In horticulture, bedding is temporary planting of fast-growing plants into flower beds to create colourful displays, during spring, summer or winter.  Plants used for bedding are generally annuals, biennials or tender perennials; succulents are gaining in popularity.

Some bedding plants are also referred to as "patio plants" because they are widely used in pots and other containers positioned on patios, terraces, decking and other areas around houses. Larger tender "conservatory plants" may also be moved out from greenhouses or conservatories and planted out in borders (or stood in their pots in sheltered positions) for the warmer months, then returned to shelter for the winter.

The modern bedding plant industry breeds and produces plants with a neat, dwarf habit, which flower uniformly and reliably. They are bred primarily for use in large-scale bedding schemes where uniformity and predictability is of paramount importance, but this is often achieved by losing the plants' individual character, and has been criticised by such notable plantsmen as the late Christopher Lloyd, who championed an informal style of bedding.

Bedding plants
There exists a huge range of plants specifically grown to produce a period of flower colour throughout the spring and summer, and (usually) discarded after flowering.  They may conveniently be divided into four groups:
Hardy annuals sown directly into the ground early in the season (poppy, stock, sunflower, clarkia, godetia, eschscholzia, nigella, dianthus)
Tender annual or perennial plants treated as half-hardy annuals – sown under glass in late winter in heat, or purchased as young plants, and hardened-off outdoors when all danger of frost has passed (begonia, lobelia, petunia, argyranthemum, chrysanthemum, pelargonium, nicotiana, cosmos, fuchsia)
Hardy biennial plants, or perennials treated as biennial, sown in one year to flower the next, and discarded after flowering (antirrhinum, polyanthus, wallflower, daisy, foxglove, some dianthus, some poppies, campanula, delphinium, aubrieta, aquilegia, cornflower, pansies)
Corms, rhizomes, bulbs and tubers, planted each year and lifted after the plant has died down and stored in winter, or discarded (tulip, narcissus, hyacinth, gladiolus, dahlia, canna)

Types of bedding
Formal bedding, as seen in parks and large gardens, where whole flower beds are replanted two or three times a year, is a costly and labour-intensive process. Towns and cities are encouraged to produce impressive displays by campaigns such as "Britain in bloom".

Spring bedding
Plants used for spring bedding are often biennials (sown one year to flower the next), or hardy, but short-lived, perennials. Spring-flowering bulbs such as tulips are often used, typically with forget-me-nots, wallflowers, winter pansies and polyanthus.

Summer bedding

Plants used for summer bedding are generally annuals or tender perennials.
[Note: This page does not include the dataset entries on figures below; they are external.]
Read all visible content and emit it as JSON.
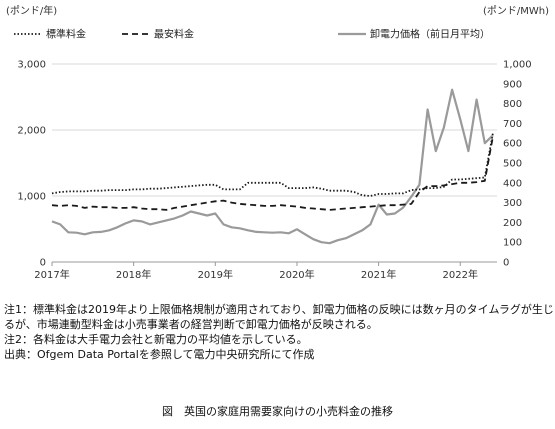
{
  "chart_data": {
    "type": "line",
    "left_axis_unit": "(ポンド/年)",
    "right_axis_unit": "(ポンド/MWh)",
    "left_ylim": [
      0,
      3000
    ],
    "left_ticks": [
      "3,000",
      "2,000",
      "1,000",
      "0"
    ],
    "right_ylim": [
      0,
      1000
    ],
    "right_ticks": [
      "1,000",
      "900",
      "800",
      "700",
      "600",
      "500",
      "400",
      "300",
      "200",
      "100",
      "0"
    ],
    "x_ticks": [
      "2017年",
      "2018年",
      "2019年",
      "2020年",
      "2021年",
      "2022年"
    ],
    "xlim": [
      2017.0,
      2022.45
    ],
    "series": [
      {
        "name": "標準料金",
        "axis": "left",
        "style": "dotted",
        "x": [
          2017.0,
          2017.1,
          2017.2,
          2017.3,
          2017.4,
          2017.5,
          2017.6,
          2017.7,
          2017.8,
          2017.9,
          2018.0,
          2018.1,
          2018.2,
          2018.3,
          2018.4,
          2018.5,
          2018.6,
          2018.7,
          2018.8,
          2018.9,
          2019.0,
          2019.1,
          2019.2,
          2019.3,
          2019.4,
          2019.5,
          2019.6,
          2019.7,
          2019.8,
          2019.9,
          2020.0,
          2020.1,
          2020.2,
          2020.3,
          2020.4,
          2020.5,
          2020.6,
          2020.7,
          2020.8,
          2020.9,
          2021.0,
          2021.1,
          2021.2,
          2021.3,
          2021.4,
          2021.5,
          2021.6,
          2021.7,
          2021.8,
          2021.9,
          2022.0,
          2022.1,
          2022.2,
          2022.3,
          2022.4
        ],
        "values": [
          1040,
          1060,
          1070,
          1070,
          1070,
          1080,
          1080,
          1090,
          1090,
          1090,
          1100,
          1100,
          1110,
          1110,
          1120,
          1130,
          1140,
          1150,
          1160,
          1170,
          1170,
          1100,
          1100,
          1100,
          1200,
          1200,
          1200,
          1200,
          1200,
          1120,
          1120,
          1120,
          1130,
          1110,
          1080,
          1080,
          1080,
          1060,
          1010,
          1000,
          1030,
          1030,
          1040,
          1040,
          1090,
          1100,
          1120,
          1120,
          1140,
          1250,
          1250,
          1260,
          1270,
          1280,
          1950
        ]
      },
      {
        "name": "最安料金",
        "axis": "left",
        "style": "dashed",
        "x": [
          2017.0,
          2017.1,
          2017.2,
          2017.3,
          2017.4,
          2017.5,
          2017.6,
          2017.7,
          2017.8,
          2017.9,
          2018.0,
          2018.1,
          2018.2,
          2018.3,
          2018.4,
          2018.5,
          2018.6,
          2018.7,
          2018.8,
          2018.9,
          2019.0,
          2019.1,
          2019.2,
          2019.3,
          2019.4,
          2019.5,
          2019.6,
          2019.7,
          2019.8,
          2019.9,
          2020.0,
          2020.1,
          2020.2,
          2020.3,
          2020.4,
          2020.5,
          2020.6,
          2020.7,
          2020.8,
          2020.9,
          2021.0,
          2021.1,
          2021.2,
          2021.3,
          2021.4,
          2021.5,
          2021.6,
          2021.7,
          2021.8,
          2021.9,
          2022.0,
          2022.1,
          2022.2,
          2022.3,
          2022.4
        ],
        "values": [
          860,
          850,
          860,
          850,
          820,
          840,
          830,
          830,
          820,
          820,
          830,
          810,
          800,
          800,
          790,
          820,
          840,
          860,
          880,
          900,
          920,
          930,
          900,
          880,
          870,
          860,
          850,
          850,
          860,
          850,
          840,
          820,
          810,
          800,
          790,
          800,
          810,
          820,
          830,
          840,
          850,
          860,
          860,
          870,
          880,
          1060,
          1150,
          1150,
          1160,
          1180,
          1200,
          1200,
          1210,
          1230,
          1900
        ]
      },
      {
        "name": "卸電力価格（前日月平均）",
        "axis": "right",
        "style": "solid",
        "x": [
          2017.0,
          2017.1,
          2017.2,
          2017.3,
          2017.4,
          2017.5,
          2017.6,
          2017.7,
          2017.8,
          2017.9,
          2018.0,
          2018.1,
          2018.2,
          2018.3,
          2018.4,
          2018.5,
          2018.6,
          2018.7,
          2018.8,
          2018.9,
          2019.0,
          2019.1,
          2019.2,
          2019.3,
          2019.4,
          2019.5,
          2019.6,
          2019.7,
          2019.8,
          2019.9,
          2020.0,
          2020.1,
          2020.2,
          2020.3,
          2020.4,
          2020.5,
          2020.6,
          2020.7,
          2020.8,
          2020.9,
          2021.0,
          2021.1,
          2021.2,
          2021.3,
          2021.4,
          2021.5,
          2021.6,
          2021.7,
          2021.8,
          2021.9,
          2022.0,
          2022.1,
          2022.2,
          2022.3,
          2022.4
        ],
        "values": [
          205,
          190,
          150,
          148,
          140,
          150,
          152,
          160,
          175,
          195,
          210,
          205,
          190,
          200,
          210,
          220,
          235,
          255,
          245,
          235,
          245,
          190,
          175,
          170,
          160,
          152,
          150,
          148,
          150,
          145,
          165,
          140,
          115,
          100,
          95,
          110,
          120,
          140,
          160,
          190,
          290,
          240,
          245,
          275,
          330,
          390,
          770,
          560,
          680,
          870,
          720,
          560,
          820,
          600,
          640
        ]
      }
    ]
  },
  "notes": [
    "注1：標準料金は2019年より上限価格規制が適用されており、卸電力価格の反映には数ヶ月のタイムラグが生じるが、市場連動型料金は小売事業者の経営判断で卸電力価格が反映される。",
    "注2：各料金は大手電力会社と新電力の平均値を示している。",
    "出典：Ofgem Data Portalを参照して電力中央研究所にて作成"
  ],
  "caption": "図　英国の家庭用需要家向けの小売料金の推移"
}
They become available (often as what are referred to as "plug plants") in nurseries and garden centres during spring, to be gradually "hardened off" (acclimatised to outdoor conditions) by the purchaser and finally planted out around the time that the last frosts are expected. Experienced gardeners keep an eye on the weather forecasts at that time of year and are on standby to protect their bedding displays overnight with horticultural fleece (or the older alternatives of net curtains or newspaper) if frost threatens.

Carpet bedding

Carpet bedding employs two or more contrasting plant cultivars with a neat, dwarf habit and distinct colouring (of flower or foliage) to create geometric displays. It is often used to form such things as lettering, logos or trademarks, coats of arms, or floral clocks. Suitable plants are rosette-forming succulents such as Echeveria or fairly slow-growing or mat-forming foliage plants, such as coloured-leaved Alternanthera cultivars, which are tolerant of clipping; such plants may also be used in three-dimensional sculptural forms or pseudo-topiary.
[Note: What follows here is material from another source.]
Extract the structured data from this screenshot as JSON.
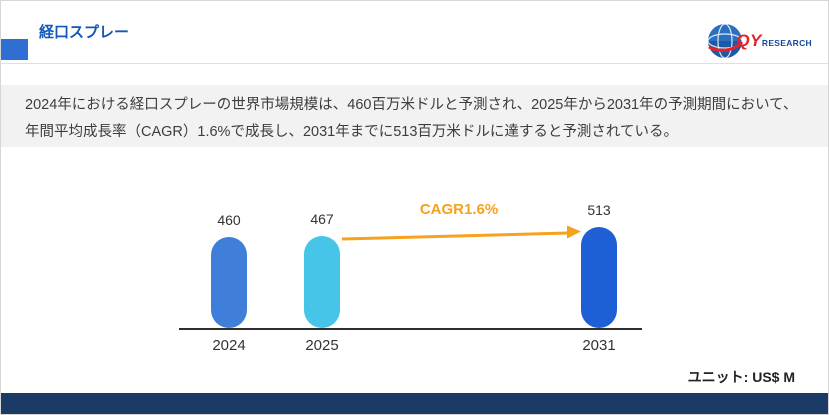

William Morris was an early critic, writing in 1882 that it was: "an aberration of the human mind ... when I think of it even when I am quite alone I blush with shame at the thought".

Winter bedding
Planted in autumn to give a display until early spring, the plants used for winter bedding are mainly hardy perennials. As it has to be planted at the same time of year as spring bedding does, winter bedding tends to be less commonly seen, except in containers such as windowboxes. Some are short-lived and will be discarded after their first display; others may be used as a source of cuttings for the next year. Winter-hardy ornamental vegetables such as cultivars of kale and cabbage with coloured or variegated foliage are increasingly common. Primula cultivars (polyanthus and primroses) are commonly used, as are winter-flowering heathers and Viola ×wittrockiana, winter pansies. Variegated evergreens such as cultivars of Vinca minor (lesser periwinkle), Euonymus fortunei and Hedera helix (ivies) are also popular.